Net interest income hit P60 billion, with steady growth across all business lines.
Management’s view
“Our first half performance reflects the continuing strength of our core businesses,” said Metrobank President Fabian S. Dee.
“As we enter the second half of the year, we remain focused on building on our fundamentals and implementing prudent strategies, which will allow us to continue helping our clients grow further as well as achieve our medium-term goals,” he added.
Loans, non-interest income climb
Total loans expanded by 13.2 percent, fueled by robust consumer lending, which jumped 15.3 percent, led by credit cards and auto loans.
Non-interest income surged 46.2 percent to P17.6 billion, with strong contributions from trading, foreign exchange, and fees.
Pre-provision operating profit rose 16.3 percent to P39.1 billion, showing the bank’s earnings strength before accounting for risks.
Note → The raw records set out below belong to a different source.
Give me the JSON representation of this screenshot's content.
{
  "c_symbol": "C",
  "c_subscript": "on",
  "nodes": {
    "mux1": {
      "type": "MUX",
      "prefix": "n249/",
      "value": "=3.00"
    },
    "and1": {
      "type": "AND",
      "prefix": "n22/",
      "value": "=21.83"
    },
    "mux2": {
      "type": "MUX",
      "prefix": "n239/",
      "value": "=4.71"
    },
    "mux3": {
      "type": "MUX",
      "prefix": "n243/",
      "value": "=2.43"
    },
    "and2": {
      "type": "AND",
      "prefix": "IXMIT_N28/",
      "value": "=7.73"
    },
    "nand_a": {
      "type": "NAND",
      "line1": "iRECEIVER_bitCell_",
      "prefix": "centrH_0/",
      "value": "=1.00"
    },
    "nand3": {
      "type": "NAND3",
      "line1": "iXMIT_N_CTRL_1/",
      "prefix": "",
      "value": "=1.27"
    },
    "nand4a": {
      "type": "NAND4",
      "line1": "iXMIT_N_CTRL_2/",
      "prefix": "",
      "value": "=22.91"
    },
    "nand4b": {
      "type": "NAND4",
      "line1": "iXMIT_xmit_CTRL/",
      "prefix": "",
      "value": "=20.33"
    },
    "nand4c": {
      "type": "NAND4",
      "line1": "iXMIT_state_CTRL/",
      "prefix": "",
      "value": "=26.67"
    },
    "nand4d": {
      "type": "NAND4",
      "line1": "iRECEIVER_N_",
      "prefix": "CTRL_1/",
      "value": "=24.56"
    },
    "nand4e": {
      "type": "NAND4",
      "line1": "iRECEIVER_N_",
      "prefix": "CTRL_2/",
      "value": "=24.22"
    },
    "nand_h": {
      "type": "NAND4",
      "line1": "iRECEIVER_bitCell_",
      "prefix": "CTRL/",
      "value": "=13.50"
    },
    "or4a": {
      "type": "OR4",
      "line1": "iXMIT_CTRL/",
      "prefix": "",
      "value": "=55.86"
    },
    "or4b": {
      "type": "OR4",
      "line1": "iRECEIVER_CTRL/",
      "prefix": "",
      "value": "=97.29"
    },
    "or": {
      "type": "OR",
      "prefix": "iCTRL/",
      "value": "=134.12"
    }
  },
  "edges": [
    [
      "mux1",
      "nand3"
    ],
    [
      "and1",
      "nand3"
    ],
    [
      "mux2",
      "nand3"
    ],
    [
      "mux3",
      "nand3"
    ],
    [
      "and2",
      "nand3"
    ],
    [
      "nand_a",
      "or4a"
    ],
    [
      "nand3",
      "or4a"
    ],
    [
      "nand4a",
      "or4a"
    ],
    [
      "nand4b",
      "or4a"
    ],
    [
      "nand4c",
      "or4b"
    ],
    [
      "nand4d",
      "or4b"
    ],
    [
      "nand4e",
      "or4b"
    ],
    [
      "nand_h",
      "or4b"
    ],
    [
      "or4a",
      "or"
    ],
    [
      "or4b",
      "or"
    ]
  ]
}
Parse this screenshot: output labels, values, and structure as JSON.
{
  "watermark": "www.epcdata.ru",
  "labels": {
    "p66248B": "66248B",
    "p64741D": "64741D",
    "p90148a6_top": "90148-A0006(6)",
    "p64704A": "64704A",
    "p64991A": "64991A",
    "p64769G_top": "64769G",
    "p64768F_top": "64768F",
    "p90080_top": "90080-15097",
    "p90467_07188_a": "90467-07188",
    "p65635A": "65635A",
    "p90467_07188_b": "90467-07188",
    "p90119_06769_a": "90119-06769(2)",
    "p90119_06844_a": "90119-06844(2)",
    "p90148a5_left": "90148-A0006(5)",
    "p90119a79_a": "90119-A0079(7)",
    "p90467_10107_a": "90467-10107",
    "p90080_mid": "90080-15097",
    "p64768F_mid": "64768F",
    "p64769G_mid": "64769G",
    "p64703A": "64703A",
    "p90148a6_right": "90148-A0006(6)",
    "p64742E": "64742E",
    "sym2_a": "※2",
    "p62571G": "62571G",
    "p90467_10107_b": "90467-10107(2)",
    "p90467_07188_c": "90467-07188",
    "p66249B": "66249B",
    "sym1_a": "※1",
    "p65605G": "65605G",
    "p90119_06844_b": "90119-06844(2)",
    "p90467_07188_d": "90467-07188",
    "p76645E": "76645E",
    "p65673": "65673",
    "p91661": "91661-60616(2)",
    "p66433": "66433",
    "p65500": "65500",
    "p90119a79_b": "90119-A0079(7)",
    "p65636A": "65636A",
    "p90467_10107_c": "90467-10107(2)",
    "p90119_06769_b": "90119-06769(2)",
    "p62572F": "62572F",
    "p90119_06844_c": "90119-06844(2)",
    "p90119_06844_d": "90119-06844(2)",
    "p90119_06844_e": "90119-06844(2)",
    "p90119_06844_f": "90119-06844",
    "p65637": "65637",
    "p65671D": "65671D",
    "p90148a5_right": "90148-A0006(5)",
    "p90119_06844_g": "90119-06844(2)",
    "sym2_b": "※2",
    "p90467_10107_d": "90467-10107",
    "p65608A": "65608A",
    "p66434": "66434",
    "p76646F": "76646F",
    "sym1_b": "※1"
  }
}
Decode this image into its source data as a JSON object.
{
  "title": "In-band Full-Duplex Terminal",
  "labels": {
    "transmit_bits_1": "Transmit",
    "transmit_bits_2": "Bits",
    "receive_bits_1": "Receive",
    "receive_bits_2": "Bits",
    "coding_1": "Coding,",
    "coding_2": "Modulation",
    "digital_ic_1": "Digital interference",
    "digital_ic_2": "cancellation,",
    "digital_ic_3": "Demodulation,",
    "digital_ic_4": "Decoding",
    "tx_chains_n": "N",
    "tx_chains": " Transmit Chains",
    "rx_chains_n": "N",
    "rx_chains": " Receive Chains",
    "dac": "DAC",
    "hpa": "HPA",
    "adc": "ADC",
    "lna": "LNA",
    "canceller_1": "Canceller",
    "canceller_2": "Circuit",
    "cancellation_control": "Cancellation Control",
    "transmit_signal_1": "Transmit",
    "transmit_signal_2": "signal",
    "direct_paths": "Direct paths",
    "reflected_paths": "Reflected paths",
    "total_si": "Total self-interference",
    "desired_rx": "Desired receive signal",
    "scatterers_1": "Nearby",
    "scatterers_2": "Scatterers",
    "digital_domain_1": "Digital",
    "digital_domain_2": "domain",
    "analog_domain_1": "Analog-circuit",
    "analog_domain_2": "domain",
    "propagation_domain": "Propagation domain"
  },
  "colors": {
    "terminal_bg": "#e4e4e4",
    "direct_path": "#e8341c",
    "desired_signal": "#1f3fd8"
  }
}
Strong buffers, better asset quality
Operating expenses rose just 5.9 percent, lowering Metrobank’s cost-to-income ratio to 50.0 percent from 52.3 percent.
Asset quality also improved, with non-performing loans (NPL) easing to 1.5 percent, well below the industry’s 3.5 percent as of May 2025. The bank set aside P5.8 billion in provisions, keeping its NPL cover at a healthy 153.9 percent.